Going out to eat with toddlers is not for the faint of heart. We are wrestling and managing and diaper changing all before our drinks hit the table. We are walking through a minefield that at any minute could be met with diarrhea, screaming children, and judging patrons.
So please remember this when you see a mom or dad struggling when out to eat. We are trying. It is hard.
Most importantly, if you are at children’s restaurant and you want to say something to a parent with unruly kids, I say this with the most love and kindness I can muster: STFU.
For example, I had two gentlemen try to shame my parenting at a Friendly’s (which is basically as kid-friendly as you get). These men huffed and puffed and rolled their eyes and tried to make me and my kids feel bad for, you know, being kids, IN A KIDS’ RESTAURANT.
So I say this to the gentleman sitting behind us at Friendly’s.
I know you wanted me to apologize because my kids were loud and annoying at dinner. I saw the looks when you saw they took off their shoes and talked loudly about butt farts.
I hear you, I see you, and here’s why I am not taking on your judgments. Not for a second.

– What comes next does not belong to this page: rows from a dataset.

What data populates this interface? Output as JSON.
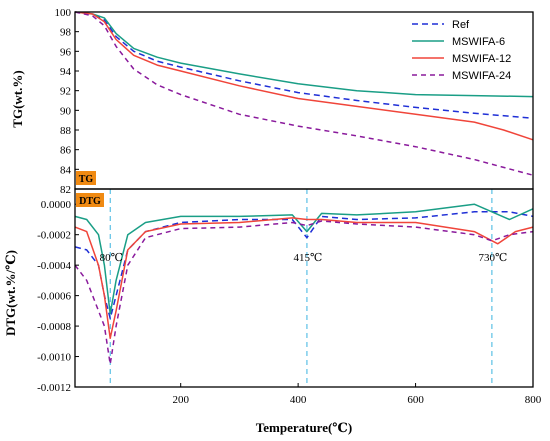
{
  "chart_data": [
    {
      "type": "line",
      "panel_tag": "TG",
      "ylabel": "TG(wt.%)",
      "xlim": [
        20,
        800
      ],
      "ylim": [
        82,
        100
      ],
      "yticks": [
        82,
        84,
        86,
        88,
        90,
        92,
        94,
        96,
        98,
        100
      ],
      "legend_position": "top-right",
      "series": [
        {
          "name": "Ref",
          "color": "#1f2fd6",
          "dash": "6,4",
          "x": [
            20,
            50,
            70,
            90,
            120,
            160,
            200,
            300,
            400,
            500,
            600,
            700,
            800
          ],
          "y": [
            100,
            99.8,
            99.2,
            97.5,
            96.0,
            95.0,
            94.4,
            93.0,
            91.8,
            91.0,
            90.3,
            89.7,
            89.2
          ]
        },
        {
          "name": "MSWIFA-6",
          "color": "#1a9e86",
          "dash": "",
          "x": [
            20,
            50,
            70,
            90,
            120,
            160,
            200,
            300,
            400,
            500,
            600,
            700,
            800
          ],
          "y": [
            100,
            99.8,
            99.4,
            97.8,
            96.3,
            95.4,
            94.8,
            93.7,
            92.7,
            92.0,
            91.6,
            91.5,
            91.4
          ]
        },
        {
          "name": "MSWIFA-12",
          "color": "#f0453a",
          "dash": "",
          "x": [
            20,
            50,
            70,
            90,
            120,
            160,
            200,
            300,
            400,
            500,
            600,
            700,
            750,
            800
          ],
          "y": [
            100,
            99.8,
            99.0,
            97.2,
            95.6,
            94.6,
            94.0,
            92.5,
            91.2,
            90.4,
            89.6,
            88.8,
            88.0,
            87.0
          ]
        },
        {
          "name": "MSWIFA-24",
          "color": "#8a1a9c",
          "dash": "5,4",
          "x": [
            20,
            50,
            70,
            90,
            120,
            160,
            200,
            300,
            400,
            500,
            600,
            700,
            750,
            800
          ],
          "y": [
            100,
            99.6,
            98.6,
            96.5,
            94.2,
            92.6,
            91.6,
            89.6,
            88.4,
            87.4,
            86.3,
            85.0,
            84.2,
            83.4
          ]
        }
      ]
    },
    {
      "type": "line",
      "panel_tag": "DTG",
      "xlabel": "Temperature(℃)",
      "ylabel": "DTG(wt.%/℃)",
      "xlim": [
        20,
        800
      ],
      "ylim": [
        -0.0012,
        0.0001
      ],
      "yticks": [
        -0.0012,
        -0.001,
        -0.0008,
        -0.0006,
        -0.0004,
        -0.0002,
        0.0
      ],
      "ytick_labels": [
        "-0.0012",
        "-0.0010",
        "-0.0008",
        "-0.0006",
        "-0.0004",
        "-0.0002",
        "0.0000"
      ],
      "xticks": [
        200,
        400,
        600,
        800
      ],
      "annotations": [
        {
          "text": "80℃",
          "x": 80
        },
        {
          "text": "415℃",
          "x": 415
        },
        {
          "text": "730℃",
          "x": 730
        }
      ],
      "vlines_x": [
        80,
        415,
        730
      ],
      "series": [
        {
          "name": "Ref",
          "color": "#1f2fd6",
          "dash": "6,4",
          "x": [
            20,
            40,
            60,
            70,
            80,
            90,
            110,
            140,
            200,
            300,
            390,
            415,
            440,
            500,
            600,
            700,
            760,
            800
          ],
          "y": [
            -0.00028,
            -0.0003,
            -0.0004,
            -0.0006,
            -0.00075,
            -0.0006,
            -0.0003,
            -0.00018,
            -0.00012,
            -0.0001,
            -0.0001,
            -0.00022,
            -8e-05,
            -0.0001,
            -9e-05,
            -5e-05,
            -5e-05,
            -8e-05
          ]
        },
        {
          "name": "MSWIFA-6",
          "color": "#1a9e86",
          "dash": "",
          "x": [
            20,
            40,
            60,
            70,
            80,
            90,
            110,
            140,
            200,
            300,
            390,
            415,
            440,
            500,
            600,
            700,
            760,
            800
          ],
          "y": [
            -8e-05,
            -0.0001,
            -0.0002,
            -0.0004,
            -0.00072,
            -0.0005,
            -0.0002,
            -0.00012,
            -8e-05,
            -8e-05,
            -7e-05,
            -0.00018,
            -6e-05,
            -7e-05,
            -5e-05,
            0.0,
            -0.0001,
            -3e-05
          ]
        },
        {
          "name": "MSWIFA-12",
          "color": "#f0453a",
          "dash": "",
          "x": [
            20,
            40,
            60,
            70,
            80,
            90,
            110,
            140,
            200,
            300,
            390,
            415,
            440,
            500,
            600,
            700,
            740,
            770,
            800
          ],
          "y": [
            -0.00015,
            -0.00018,
            -0.0004,
            -0.0006,
            -0.00088,
            -0.0007,
            -0.0003,
            -0.00018,
            -0.00013,
            -0.00012,
            -9e-05,
            -0.0001,
            -0.0001,
            -0.00012,
            -0.00012,
            -0.00018,
            -0.00026,
            -0.00018,
            -0.00015
          ]
        },
        {
          "name": "MSWIFA-24",
          "color": "#8a1a9c",
          "dash": "5,4",
          "x": [
            20,
            40,
            60,
            70,
            80,
            90,
            110,
            140,
            200,
            300,
            390,
            415,
            440,
            500,
            600,
            700,
            730,
            760,
            800
          ],
          "y": [
            -0.0004,
            -0.0005,
            -0.0007,
            -0.0008,
            -0.00105,
            -0.0008,
            -0.0004,
            -0.00022,
            -0.00016,
            -0.00015,
            -0.00012,
            -0.00014,
            -0.00011,
            -0.00013,
            -0.00015,
            -0.0002,
            -0.00024,
            -0.0002,
            -0.00018
          ]
        }
      ]
    }
  ]
}
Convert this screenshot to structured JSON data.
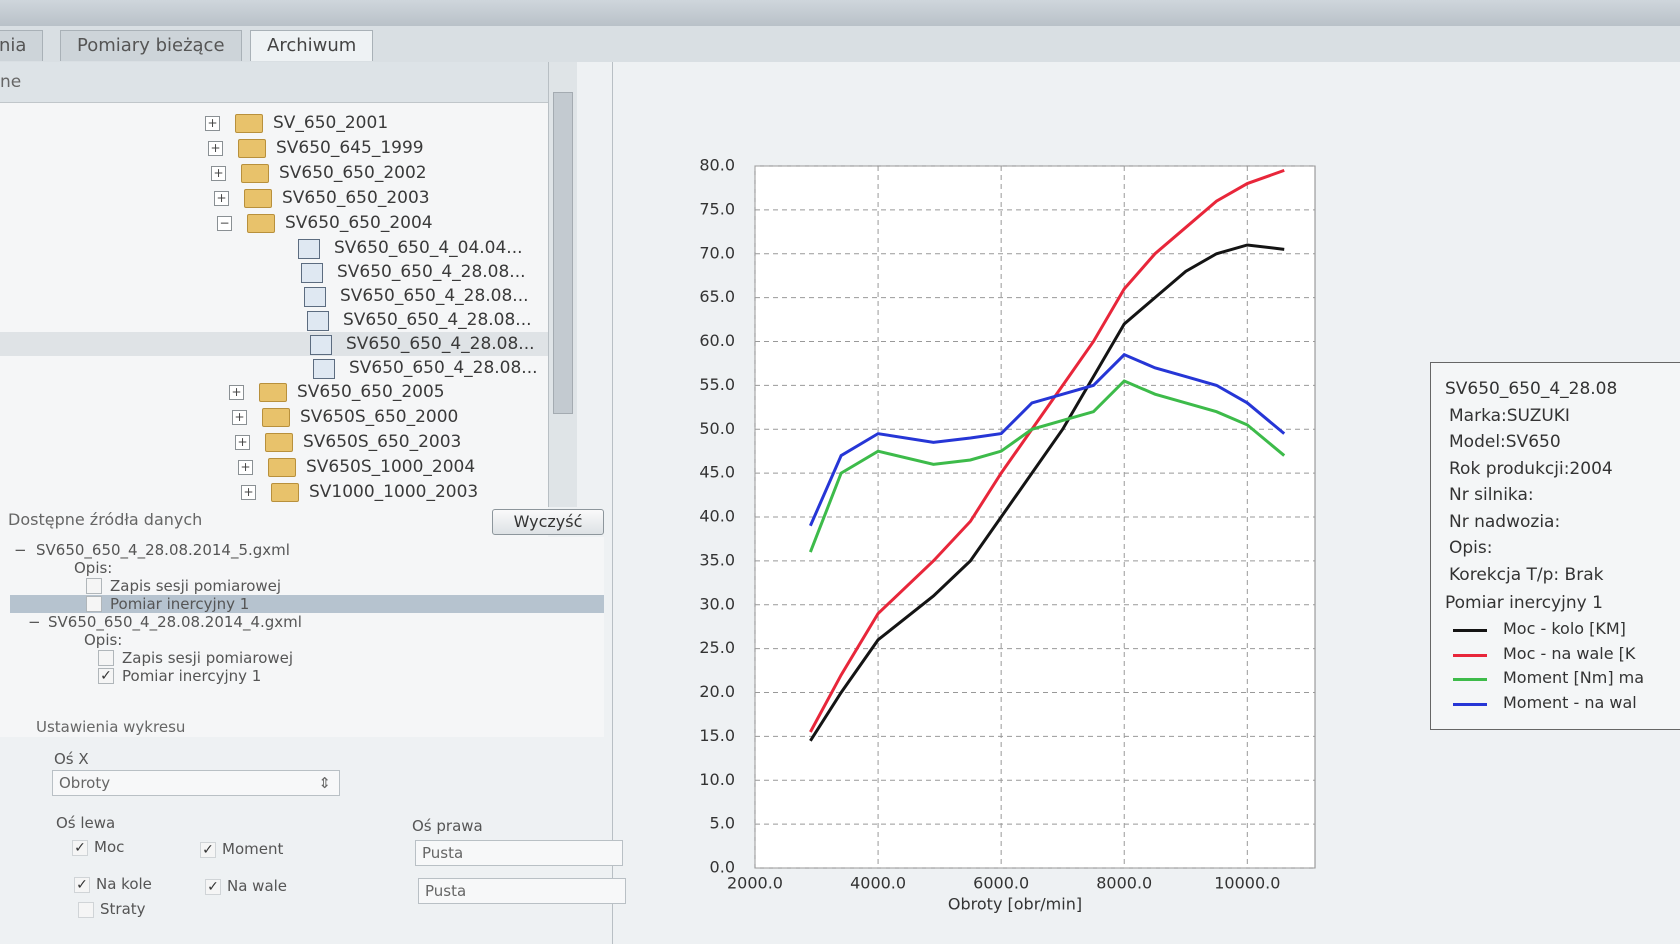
{
  "tabs": [
    "nia",
    "Pomiary bieżące",
    "Archiwum"
  ],
  "tree_header": "ne",
  "tree": {
    "folders_before": [
      "SV_650_2001",
      "SV650_645_1999",
      "SV650_650_2002",
      "SV650_650_2003"
    ],
    "open_folder": "SV650_650_2004",
    "files": [
      "SV650_650_4_04.04...",
      "SV650_650_4_28.08...",
      "SV650_650_4_28.08...",
      "SV650_650_4_28.08...",
      "SV650_650_4_28.08...",
      "SV650_650_4_28.08..."
    ],
    "folders_after": [
      "SV650_650_2005",
      "SV650S_650_2000",
      "SV650S_650_2003",
      "SV650S_1000_2004",
      "SV1000_1000_2003"
    ]
  },
  "sources": {
    "title": "Dostępne źródła danych",
    "button": "Wyczyść",
    "files": [
      {
        "name": "SV650_650_4_28.08.2014_5.gxml",
        "opis": "Opis:",
        "items": [
          {
            "label": "Zapis sesji pomiarowej",
            "checked": false
          },
          {
            "label": "Pomiar inercyjny 1",
            "checked": false
          }
        ]
      },
      {
        "name": "SV650_650_4_28.08.2014_4.gxml",
        "opis": "Opis:",
        "items": [
          {
            "label": "Zapis sesji pomiarowej",
            "checked": false
          },
          {
            "label": "Pomiar inercyjny 1",
            "checked": true
          }
        ]
      }
    ]
  },
  "settings": {
    "title": "Ustawienia wykresu",
    "x_axis": "Oś X",
    "x_axis_value": "Obroty",
    "left_axis": "Oś lewa",
    "right_axis": "Oś prawa",
    "checks": [
      {
        "label": "Moc",
        "checked": true
      },
      {
        "label": "Moment",
        "checked": true
      },
      {
        "label": "Na kole",
        "checked": true
      },
      {
        "label": "Na wale",
        "checked": true
      },
      {
        "label": "Straty",
        "checked": false
      }
    ],
    "right_values": [
      "Pusta",
      "Pusta"
    ]
  },
  "info": {
    "lines": [
      "SV650_650_4_28.08",
      "Marka:SUZUKI",
      "Model:SV650",
      "Rok produkcji:2004",
      "Nr silnika:",
      "Nr nadwozia:",
      "Opis:",
      "Korekcja T/p: Brak"
    ],
    "measurement": "Pomiar inercyjny 1"
  },
  "chart_data": {
    "type": "line",
    "x_label": "Obroty [obr/min]",
    "x": [
      2900,
      3400,
      4000,
      4900,
      5500,
      6000,
      6500,
      7000,
      7500,
      8000,
      8500,
      9000,
      9500,
      10000,
      10600
    ],
    "series": [
      {
        "name": "Moc - kolo [KM]",
        "color": "#141414",
        "values": [
          14.5,
          20,
          26,
          31,
          35,
          40,
          45,
          50,
          56,
          62,
          65,
          68,
          70,
          71,
          70.5
        ]
      },
      {
        "name": "Moc - na wale [K",
        "color": "#e8263a",
        "values": [
          15.5,
          22,
          29,
          35,
          39.5,
          45,
          50,
          55,
          60,
          66,
          70,
          73,
          76,
          78,
          79.5
        ]
      },
      {
        "name": "Moment [Nm] ma",
        "color": "#3dbb4a",
        "values": [
          36,
          45,
          47.5,
          46,
          46.5,
          47.5,
          50,
          51,
          52,
          55.5,
          54,
          53,
          52,
          50.5,
          47
        ]
      },
      {
        "name": "Moment - na wal",
        "color": "#2636d6",
        "values": [
          39,
          47,
          49.5,
          48.5,
          49,
          49.5,
          53,
          54,
          55,
          58.5,
          57,
          56,
          55,
          53,
          49.5
        ]
      }
    ],
    "xlim": [
      2000,
      11100
    ],
    "ylim": [
      0,
      80
    ],
    "xticks": [
      {
        "value": 2000,
        "label": "2000.0"
      },
      {
        "value": 4000,
        "label": "4000.0"
      },
      {
        "value": 6000,
        "label": "6000.0"
      },
      {
        "value": 8000,
        "label": "8000.0"
      },
      {
        "value": 10000,
        "label": "10000.0"
      }
    ],
    "yticks": [
      {
        "value": 0,
        "label": "0.0"
      },
      {
        "value": 5,
        "label": "5.0"
      },
      {
        "value": 10,
        "label": "10.0"
      },
      {
        "value": 15,
        "label": "15.0"
      },
      {
        "value": 20,
        "label": "20.0"
      },
      {
        "value": 25,
        "label": "25.0"
      },
      {
        "value": 30,
        "label": "30.0"
      },
      {
        "value": 35,
        "label": "35.0"
      },
      {
        "value": 40,
        "label": "40.0"
      },
      {
        "value": 45,
        "label": "45.0"
      },
      {
        "value": 50,
        "label": "50.0"
      },
      {
        "value": 55,
        "label": "55.0"
      },
      {
        "value": 60,
        "label": "60.0"
      },
      {
        "value": 65,
        "label": "65.0"
      },
      {
        "value": 70,
        "label": "70.0"
      },
      {
        "value": 75,
        "label": "75.0"
      },
      {
        "value": 80,
        "label": "80.0"
      }
    ],
    "grid": true
  }
}
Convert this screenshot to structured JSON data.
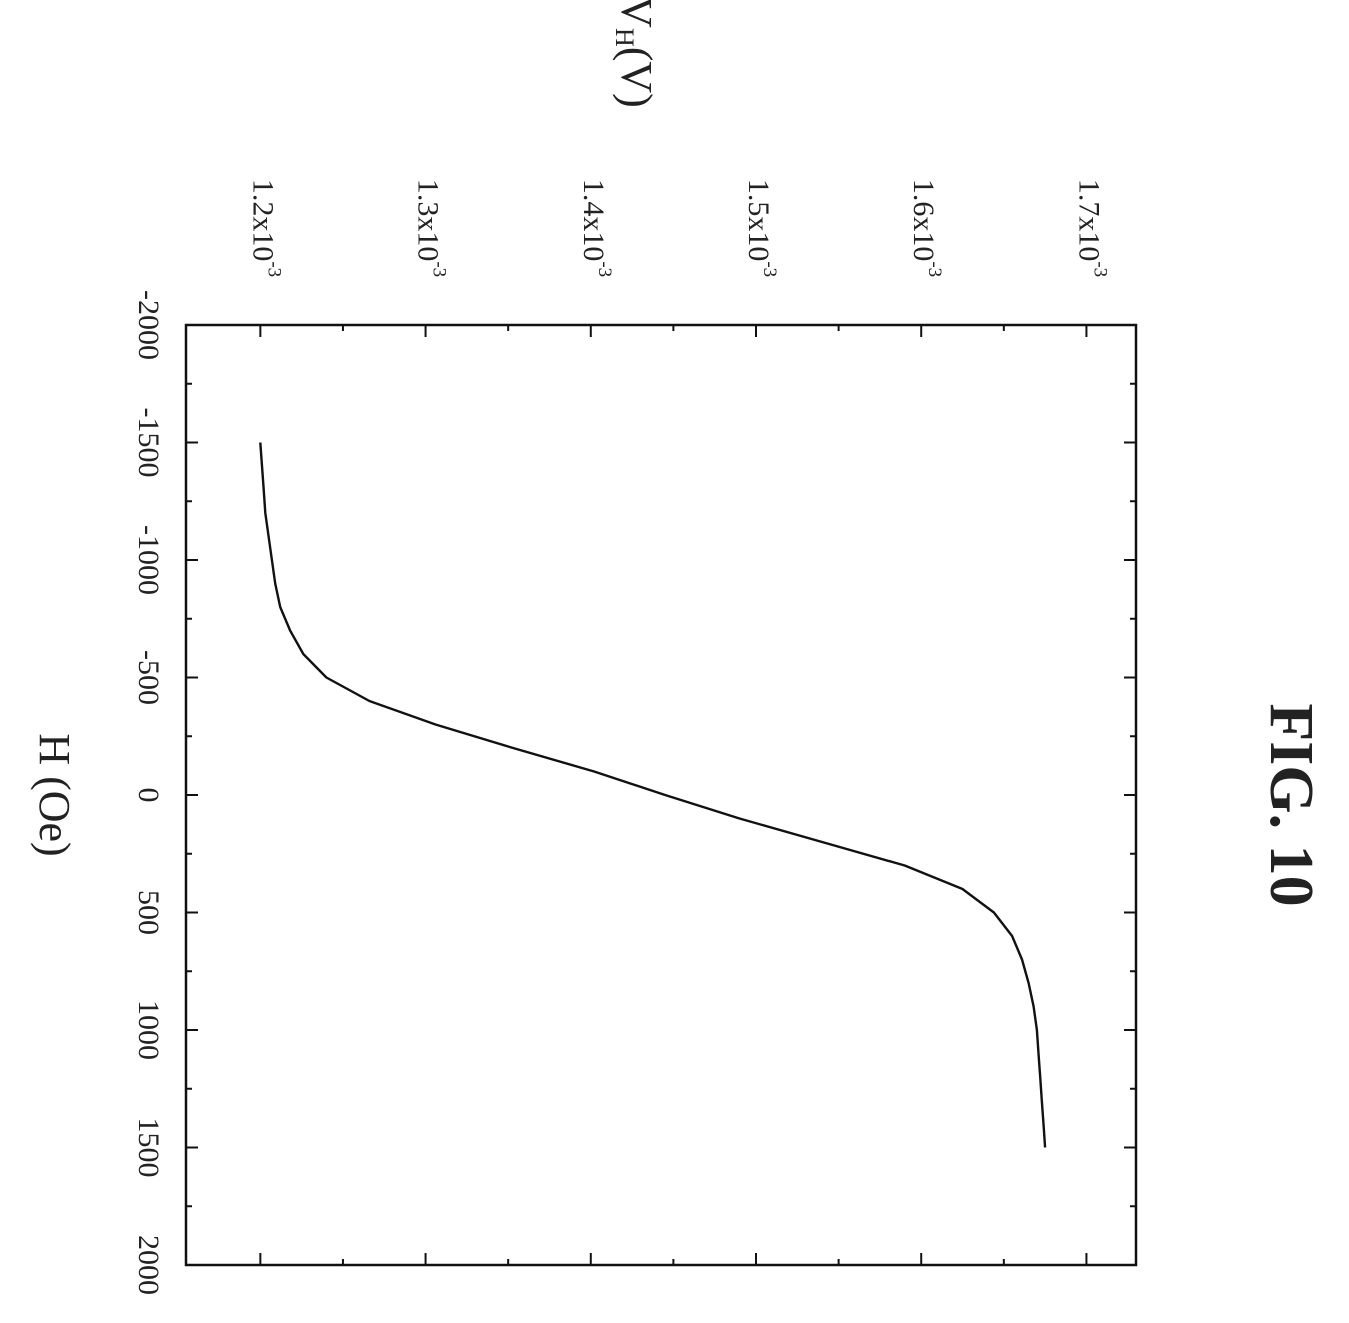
{
  "figure_title": "FIG. 10",
  "chart_data": {
    "type": "line",
    "orientation": "rotated-90-clockwise",
    "xlabel": "H (Oe)",
    "ylabel": {
      "main": "V",
      "subscript": "H",
      "unit": "(V)"
    },
    "x_ticks": [
      "-2000",
      "-1500",
      "-1000",
      "-500",
      "0",
      "500",
      "1000",
      "1500",
      "2000"
    ],
    "y_ticks": [
      {
        "value": 0.0012,
        "mantissa": "1.2x10",
        "exponent": "-3"
      },
      {
        "value": 0.0013,
        "mantissa": "1.3x10",
        "exponent": "-3"
      },
      {
        "value": 0.0014,
        "mantissa": "1.4x10",
        "exponent": "-3"
      },
      {
        "value": 0.0015,
        "mantissa": "1.5x10",
        "exponent": "-3"
      },
      {
        "value": 0.0016,
        "mantissa": "1.6x10",
        "exponent": "-3"
      },
      {
        "value": 0.0017,
        "mantissa": "1.7x10",
        "exponent": "-3"
      }
    ],
    "xlim": [
      -2000,
      2000
    ],
    "ylim": [
      0.001155,
      0.00173
    ],
    "grid": false,
    "legend": "none",
    "series": [
      {
        "color": "#111111",
        "x": [
          -1500,
          -1400,
          -1300,
          -1200,
          -1100,
          -1000,
          -900,
          -800,
          -700,
          -600,
          -500,
          -400,
          -300,
          -200,
          -100,
          0,
          100,
          200,
          300,
          400,
          500,
          600,
          700,
          800,
          900,
          1000,
          1100,
          1200,
          1300,
          1400,
          1500
        ],
        "y": [
          0.0012,
          0.001201,
          0.001202,
          0.001203,
          0.001205,
          0.001207,
          0.001209,
          0.001212,
          0.001218,
          0.001226,
          0.00124,
          0.001266,
          0.001306,
          0.001353,
          0.001402,
          0.001445,
          0.00149,
          0.00154,
          0.00159,
          0.001625,
          0.001644,
          0.001655,
          0.001661,
          0.001665,
          0.001668,
          0.00167,
          0.001671,
          0.001672,
          0.001673,
          0.001674,
          0.001675
        ]
      }
    ]
  }
}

First, I’m at a kids’ restaurant. Do you think I’m here because my life is glamorous and I enjoy fine dining and good food? No. I’m here because there is a universal understanding that if your eating at a kids’ restaurant, your kids get to be adorable little psychopaths. If you don’t like it, upgrade to a restaurant without a kids’ menu.
Also, at no point did I judge you for being two childless men in their 40’s eating at a kids’ restaurant. I didn’t questions the life choices that brought you here. Maybe you like cold fries and balloons? Maybe your one of those man-babies who enjoy reliving their childhoods and are just biding time until you can go cry yourself to sleep in your adult-sized crib? That’s fine. None of my business. BUT I don’t go to man-baby conventions and act all pissed off because there’s a bunch of men acting like babies.
Also, if you thought my 1.5-year-old was going to correct her behavior because of your passive aggressive mumbling and eye rolling, rest assured, my 1.5-year-old cares about one thing and one thing only: Elmo. If you’re not Elmo, you and your reasonably priced hamburger can fuck right the fuck off.
I do understand we live in a society that has rules and I’m perfectly willing to follow them. I want my kids to grow up and respect other people’s space and time. Right now though, I want them to be kids. To laugh loud, not wear shoes, tell poop jokes. This is it. This is when they get to do that and your bitterness or unreasonable expectations will not dampen my kids sunshine. Not today and not at a kids’ restaurant.